New to the vegetarian/vegan game?
This curry will open your eyes to a new world of flavor. Try it for Meatless Monday. If you like these flavors and want a simpler recipe, you might like Green Curry Chickpea and Sweet Potato Soup.
- 3 tablespoons coconut oil
- 1 tablespoon garlic, minced
- 1 tablespoon ginger, minced
- 1 tablespoon ground coriander
- 1 tablespoon ground cumin
- 1 medium onion, finely diced
- 2 serrano chiles, seeds removed and minced
- ½ pound sweet potatoes, peeled and cut into 1-inch cubes (about 1 medium potato)
- 1 (14 ounce) can diced tomatoes, drained
- 1 teaspoon kosher salt
- 1 teaspoon garam masala
- ½ teaspoon cayenne pepper
- 1 cup water
- 2 cans chickpeas, drained and rinsed
- 1 tablespoon fresh lemon juice
- ½ teaspoon dried fenugreek leaves (optional)
- 2 cups fresh baby spinach or kale, stems (& ribs) removed
- Heat oil in medium saucepan over medium heat. Add garlic and ginger. Stir fry for 30 seconds, stirring constantly.
- Add coriander and cumin and stir until fragrant, about 15 seconds.
- Add onions and chile peppers. Stir often, until onions begin to darken, about 10 minutes.
- Add sweet potatoes and cook, stirring constantly so that the onions don't stick. Add a little bit of water if necessary.
- Add tomatoes, salt, garam masala, and cayenne pepper. Stir for 30 seconds.
- Add the water and chickpeas. Bring to a simmer, then cook, partially covered, for 15 minutes, stirring occasionally. The sweet potatoes should be easy to pierce with a fork, but not mushy.
- Meanwhile, in a small bowl, combine lemon juice and fenugreek (if using). Set aside.
- Add spinach to the chickpea mixture and cook until it wilts, stirring occasionally.

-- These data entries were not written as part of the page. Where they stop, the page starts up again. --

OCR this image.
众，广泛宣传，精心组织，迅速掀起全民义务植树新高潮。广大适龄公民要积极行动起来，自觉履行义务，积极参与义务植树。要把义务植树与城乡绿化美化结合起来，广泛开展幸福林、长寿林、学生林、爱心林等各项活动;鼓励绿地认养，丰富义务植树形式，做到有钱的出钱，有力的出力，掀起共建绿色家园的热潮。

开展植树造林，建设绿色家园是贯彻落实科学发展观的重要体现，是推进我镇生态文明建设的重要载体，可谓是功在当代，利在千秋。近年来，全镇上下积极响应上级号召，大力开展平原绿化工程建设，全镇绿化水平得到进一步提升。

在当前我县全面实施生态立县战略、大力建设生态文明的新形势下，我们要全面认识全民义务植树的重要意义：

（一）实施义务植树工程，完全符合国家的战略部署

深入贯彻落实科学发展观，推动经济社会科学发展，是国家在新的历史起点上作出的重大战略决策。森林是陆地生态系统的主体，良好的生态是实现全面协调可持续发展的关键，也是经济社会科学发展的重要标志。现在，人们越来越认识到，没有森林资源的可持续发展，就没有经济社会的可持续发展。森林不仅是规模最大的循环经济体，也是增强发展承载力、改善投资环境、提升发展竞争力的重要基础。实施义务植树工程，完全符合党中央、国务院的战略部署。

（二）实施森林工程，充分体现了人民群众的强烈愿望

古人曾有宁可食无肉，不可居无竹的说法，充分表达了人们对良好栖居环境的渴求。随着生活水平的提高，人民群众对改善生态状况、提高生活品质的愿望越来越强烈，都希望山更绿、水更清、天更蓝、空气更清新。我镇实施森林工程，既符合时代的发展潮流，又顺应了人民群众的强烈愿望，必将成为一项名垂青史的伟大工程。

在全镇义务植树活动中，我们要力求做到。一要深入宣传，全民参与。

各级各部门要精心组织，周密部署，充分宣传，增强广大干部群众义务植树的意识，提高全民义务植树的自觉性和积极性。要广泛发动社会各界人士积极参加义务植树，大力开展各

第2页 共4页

- Remove from heat and stir in lemon juice (and fenugreek, if using). Serve immediately.
If you want to reduce the Sodium in this recipe, leave out or reduce the kosher salt. You can also use no-salt-added tomatoes (or fresh).
If you want to reduce the Saturated Fat in this recipe, use extra virgin olive oil instead of coconut oil.